I may not have been as emotional as I was when my mother passed away, but as his passing away sinks in with every passing hour, it makes me realise his value, valour and what not. (It is an altogether different matter that a mother means everything especially for a man.) Before the anger in youth hood got the better of my senses, my father was a hero for me. I could have been either seven or eight years old when I woke up to noises in the neighbourhood at midnight.

As I woke up, I found the entire neighbourhood gathered on the road with man who looked dark sitting in the middle with his hands tied to his back. Standing next to him was my dad and another neighbour. It was a thief who was caught from the next house with my dad and the neighbour taking the lead in thrashing him. In fact, they slapped him so hard that his mouth was torn. It was an event that I could boast of for years with friends.

The other occasion to see his courage was when a local bully caught my neck and hurt me. As I returned home in tears, my parents got to know what happened. The next minute my dad rushed to the place where the bully was and lifted him by neck and swung him asking: “Why did you catch my son by his neck?” That the person he was dealing with was a bully and weighed over six stones never crossed his mind.

Maybe, his Navy background helped. Maybe, he had a strong forearm that he developed playing volleyball. More than that, he was bold enough to take on anyone if he knew he was right. Another occasion that reminds me of his courage was when he entered a pawn broker’s shop to physically lift the owner by his collar for slapping me. I was slapped because I, a boy hardly 10 years of age, was winking! No doubt, my dad was like other males who had a super ego but I was a beneficiary of those few occasions when he tended to listen to my mother’s reasoning.

He put me in a school where my mother wanted me to go. And he was a good cook too!

Until he lost interest, there was never a Diwali without those delicious jangree or jilabis that he made. He was an expert in also making coconut milk kheer. I can recall many instances of my relatives asking him to make the kheer for special occasions. There have been times when he cooked food for us and even made my mother admit that he was a better cook than her. His only drawback was that he needed an assistant.

Sometimes, he could leave people wondering with his tactics but they had their own reasons. On one occasion, I fell into a well but managed to cling on to the rope and shout for help. A couple of people managed to pull me out. Even as I kept crying, my father returned from work. The first thing he did on getting to know what happened was to whack me on my thigh. When a neighbour asked him why he was beating me, he said “that will make him forget the incident of having fallen in the well.”

My father also taught us in helping others, especially when someone died at their home. Usually, people even in our own homes tend to fear or keep away from the body of a dead relative. As a result, the body may not be properly covered or placed.

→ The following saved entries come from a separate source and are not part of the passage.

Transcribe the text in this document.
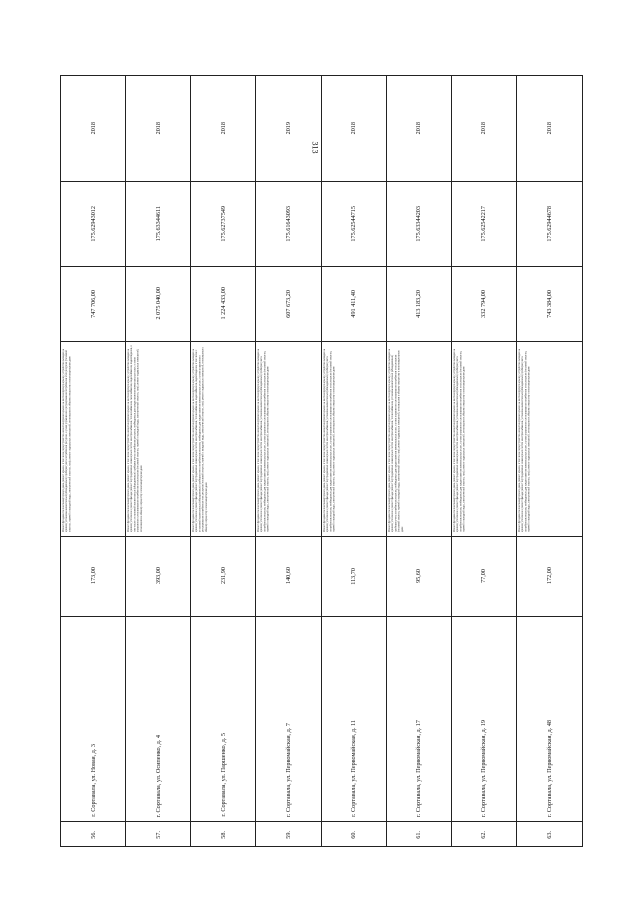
313
2018
175.62943012
747 706,00
Ремонт фундамента многоквартирного дома, ремонт крыши, в том числе переустройство невентилируемой крыши на вентилируемую крышу, устройство выходов на кровлю; установка коллективных (общедомовых) приборов учета потребления ресурсов, и узлов управления и регулирования потребления этих ресурсов (тепловой энергии, горячей и холодной воды, электрической энергии, газа); ремонт подвальных помещений, относящихся к общему имуществу в многоквартирном доме
173,00
г. Сортавала, ул. Новая, д. 3
56.
2018
175.63344611
2 075 040,00
Ремонт фундамента многоквартирного дома, ремонт крыши, в том числе переустройство невентилируемой крыши на вентилируемую крышу, устройство выходов на кровлю; утепление и ремонт фасада; ремонт внутридомовых инженерных систем электроснабжения, теплоснабжения, газоснабжения, водоснабжения, водоотведения, в том числе с установкой коллективных (общедомовых) приборов учета потребления ресурсов, необходимых для предоставления коммунальных услуг, и узлов управления и регулирования потребления этих ресурсов (тепловой энергии, горячей и холодной воды, электрической энергии, газа); ремонт подвальных помещений, относящихся к общему имуществу в многоквартирном доме
393,00
г. Сортавала, ул. Осипенко, д. 4
57.
2018
175.62737549
1 224 433,00
Ремонт фундамента многоквартирного дома, ремонт крыши, в том числе переустройство невентилируемой крыши на вентилируемую крышу, устройство выходов на кровлю; утепление и ремонт фасада; ремонт внутридомовых инженерных систем электроснабжения, теплоснабжения, водоснабжения, водоотведения, в том числе с установкой коллективных (общедомовых) приборов учета потребления ресурсов, необходимых для предоставления коммунальных услуг, и узлов управления и регулирования потребления этих ресурсов (тепловой энергии, горячей и холодной воды, электрической энергии, газа); ремонт подвальных помещений, относящихся к общему имуществу в многоквартирном доме
231,90
г. Сортавала, ул. Паршенко, д. 5
58.
2019
175.61643093
607 673,20
Ремонт фундамента многоквартирного дома, ремонт крыши, в том числе переустройство невентилируемой крыши на вентилируемую крышу, устройство выходов на кровлю; утепление и ремонт фасада; ремонт внутридомовых инженерных систем электроснабжения, установка коллективных (общедомовых) приборов учета потребления ресурсов, необходимых для предоставления коммунальных услуг, и узлов управления и регулирования потребления этих ресурсов (тепловой энергии, горячей и холодной воды, электрической энергии, газа); ремонт подвальных помещений, относящихся к общему имуществу в многоквартирном доме
140,60
г. Сортавала, ул. Первомайская, д. 7
59.
2018
175.62544715
491 411,40
Ремонт фундамента многоквартирного дома, ремонт крыши, в том числе переустройство невентилируемой крыши на вентилируемую крышу, устройство выходов на кровлю; утепление и ремонт фасада; ремонт внутридомовых инженерных систем электроснабжения, установка коллективных (общедомовых) приборов учета потребления ресурсов, необходимых для предоставления коммунальных услуг, и узлов управления и регулирования потребления этих ресурсов (тепловой энергии, горячей и холодной воды, электрической энергии, газа); ремонт подвальных помещений, относящихся к общему имуществу в многоквартирном доме
113,70
г. Сортавала, ул. Первомайская, д. 11
60.
2018
175.63344203
413 183,20
Ремонт фундамента многоквартирного дома, ремонт крыши, в том числе переустройство невентилируемой крыши на вентилируемую крышу, устройство выходов на кровлю; утепление и ремонт фасада; ремонт внутридомовых инженерных систем электроснабжения, теплоснабжения, установка коллективных (общедомовых) приборов учета потребления ресурсов, необходимых для предоставления коммунальных услуг, и узлов управления и регулирования потребления этих ресурсов (тепловой энергии, горячей и холодной воды, электрической энергии, газа); ремонт подвальных помещений, относящихся к общему имуществу в многоквартирном доме
95,60
г. Сортавала, ул. Первомайская, д. 17
61.
2018
175.62542217
332 794,00
Ремонт фундамента многоквартирного дома, ремонт крыши, в том числе переустройство невентилируемой крыши на вентилируемую крышу, устройство выходов на кровлю; утепление и ремонт фасада; ремонт внутридомовых инженерных систем электроснабжения, установка коллективных (общедомовых) приборов учета потребления ресурсов, необходимых для предоставления коммунальных услуг, и узлов управления и регулирования потребления этих ресурсов (тепловой энергии, горячей и холодной воды, электрической энергии, газа); ремонт подвальных помещений, относящихся к общему имуществу в многоквартирном доме
77,00
г. Сортавала, ул. Первомайская, д. 19
62.
2018
175.62944678
743 384,00
Ремонт фундамента многоквартирного дома, ремонт крыши, в том числе переустройство невентилируемой крыши на вентилируемую крышу, устройство выходов на кровлю; утепление и ремонт фасада; ремонт внутридомовых инженерных систем электроснабжения, установка коллективных (общедомовых) приборов учета потребления ресурсов, необходимых для предоставления коммунальных услуг, и узлов управления и регулирования потребления этих ресурсов (тепловой энергии, горячей и холодной воды, электрической энергии, газа); ремонт подвальных помещений, относящихся к общему имуществу в многоквартирном доме
172,00
г. Сортавала, ул. Первомайская, д. 48
63.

There have been occasions when he would call us, his children, and set things right, either tying the big toes or the wrists or tightening the jaws or placing it with the head facing South. There is this one incident that I can be proud of still, again when I was in school. The neighbour next door was crushed to pieces by the Tirupati-Chennai Balaji Express as he tried to cross the track to catch a train on the other track. The next day even as his relatives and friends, besides Railway porters, hesitated to pick up the pieces of the body, he just stepped in front and began putting them in the box that was meant to carry the remnants.

As a father, he was particular about the company I kept and on one occasion bragged to my mother: “Do you know your son has picked up good friends?” This was when he saw a few from my neighbourhood invited me to play soccer with them when I was hardly eight.

Time can change people, including our kith and kin. But their deeds that sometimes are the guiding lights of our life can never vanish. They will live with us, forever!